海面から、水を組み上げ、大きな塊にして貯めると、狙いを定めて圧をかけて放つ。
勢いよく放出された水は、スケルトンの骨やゾンビの肉を砕きながら吹き飛ばしていった。
初めてにしては旨くいったのではないだろうか。消費する魔力もほとんど気にしなくていいレベルだ。
『うむ。こいつら相手なら悪くはないが、もう一工夫欲しいところだな。
海水は空気よりも電撃を通しやすい性質を持つから電撃の魔法と組み合わせるとかの・・・。ん?どうやら、魔物にも動きが出て来たな』
甲板にいたスケルトンやゾンビが片付いたかと思ったら、こちらの船にいくつかの光球が浮かび上がり、人の形をした霧状の塊が何人も浮かび上がる。
『精霊?』
『いや、ただのゴーストじゃな。ただ、スケルトンとかと違って、ゴーストは肉体がないからのぉ。

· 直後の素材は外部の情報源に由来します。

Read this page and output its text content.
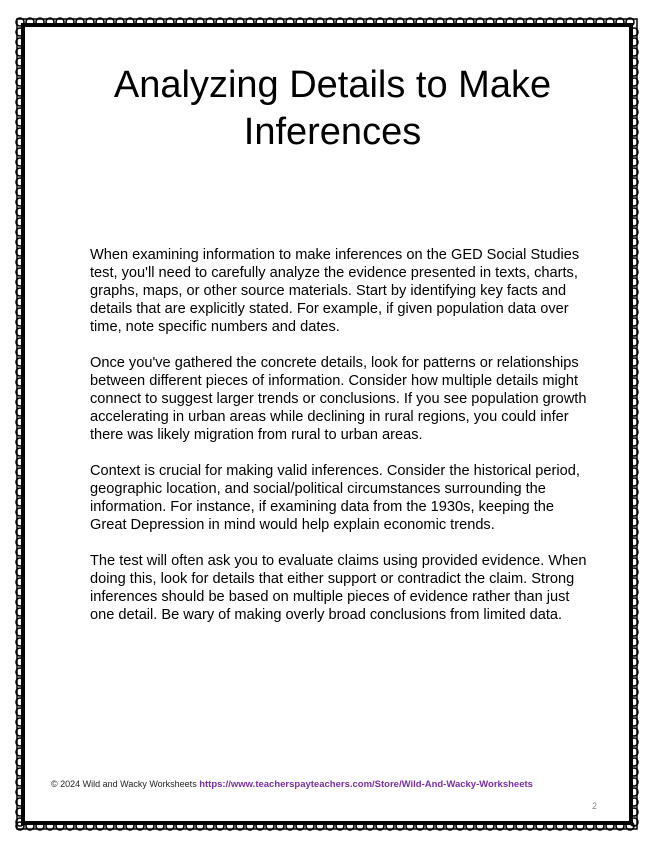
Analyzing Details to Make Inferences

When examining information to make inferences on the GED Social Studies test, you'll need to carefully analyze the evidence presented in texts, charts, graphs, maps, or other source materials. Start by identifying key facts and details that are explicitly stated. For example, if given population data over time, note specific numbers and dates.

Once you've gathered the concrete details, look for patterns or relationships between different pieces of information. Consider how multiple details might connect to suggest larger trends or conclusions. If you see population growth accelerating in urban areas while declining in rural regions, you could infer there was likely migration from rural to urban areas.

Context is crucial for making valid inferences. Consider the historical period, geographic location, and social/political circumstances surrounding the information. For instance, if examining data from the 1930s, keeping the Great Depression in mind would help explain economic trends.

The test will often ask you to evaluate claims using provided evidence. When doing this, look for details that either support or contradict the claim. Strong inferences should be based on multiple pieces of evidence rather than just one detail. Be wary of making overly broad conclusions from limited data.

© 2024 Wild and Wacky Worksheets https://www.teacherspayteachers.com/Store/Wild-And-Wacky-Worksheets
2
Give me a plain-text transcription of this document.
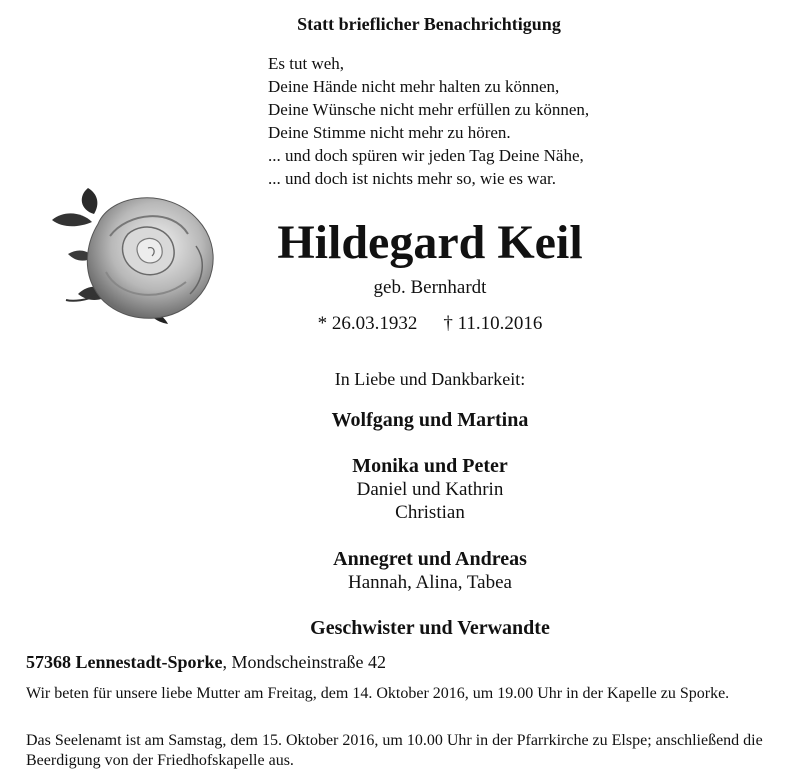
Statt brieflicher Benachrichtigung
Es tut weh,
Deine Hände nicht mehr halten zu können,
Deine Wünsche nicht mehr erfüllen zu können,
Deine Stimme nicht mehr zu hören.
... und doch spüren wir jeden Tag Deine Nähe,
... und doch ist nichts mehr so, wie es war.
Hildegard Keil
geb. Bernhardt
* 26.03.1932 † 11.10.2016
In Liebe und Dankbarkeit:
Wolfgang und Martina
Monika und Peter
Daniel und Kathrin
Christian
Annegret und Andreas
Hannah, Alina, Tabea
Geschwister und Verwandte
57368 Lennestadt-Sporke, Mondscheinstraße 42
Wir beten für unsere liebe Mutter am Freitag, dem 14. Oktober 2016, um 19.00 Uhr in der Kapelle zu Sporke.
Das Seelenamt ist am Samstag, dem 15. Oktober 2016, um 10.00 Uhr in der Pfarrkirche zu Elspe; anschließend die Beerdigung von der Friedhofskapelle aus.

精々念動力で物をぶつけてきたり、精神攻撃をしてくる程度の魔物じゃが、物理攻撃しか攻撃できんやつには厄介じゃぞ。』
さて・・・どうしたものだろうか。
今の水魔法は多分効かない。魔法でつくっていても、所詮圧力をかけているだけだから。
ほら・・・やっぱり。
では、さっき教えてもらった電撃とのコンビネーションはというと、・・・・ダメージが通った。
だけれども、思ったよりも同時に2つの魔法を使うというのが難しい。
タイミングやバランスが悪いので、ダメージ効率も悪い。致命傷には程遠い威力しかだせなかった。
『まぁ、最初はそうなるじゃろ』
シャナは、どうやら結果がわかっていたようだ。
『そう睨むでない。練習が足りんだけじゃ。それよりもどうするんじゃ?』
「それなら・・・」
僕は、緋氷槍を構えるとゴーストに切りつけた。
槍の先は空を切り手ごたえはない。が、ゴーストの悲鳴がすると霧の塊のようなゴーストが霧散していった。
緋氷槍の穂先はうっすらとはいえ、氷の魔力を宿した刃になっている。ここに氷属性の魔力を直接流して魔力の刃を強化してやったのだ。
霊というのは一種のエネルギー体らしい。そのため、聖属性でなくとも純粋なエネルギーとしての魔力であればダメージを与えられるとか。
教科書には、あまり詳しいところまで書かれていなかったが、一応読んでおいてよかった。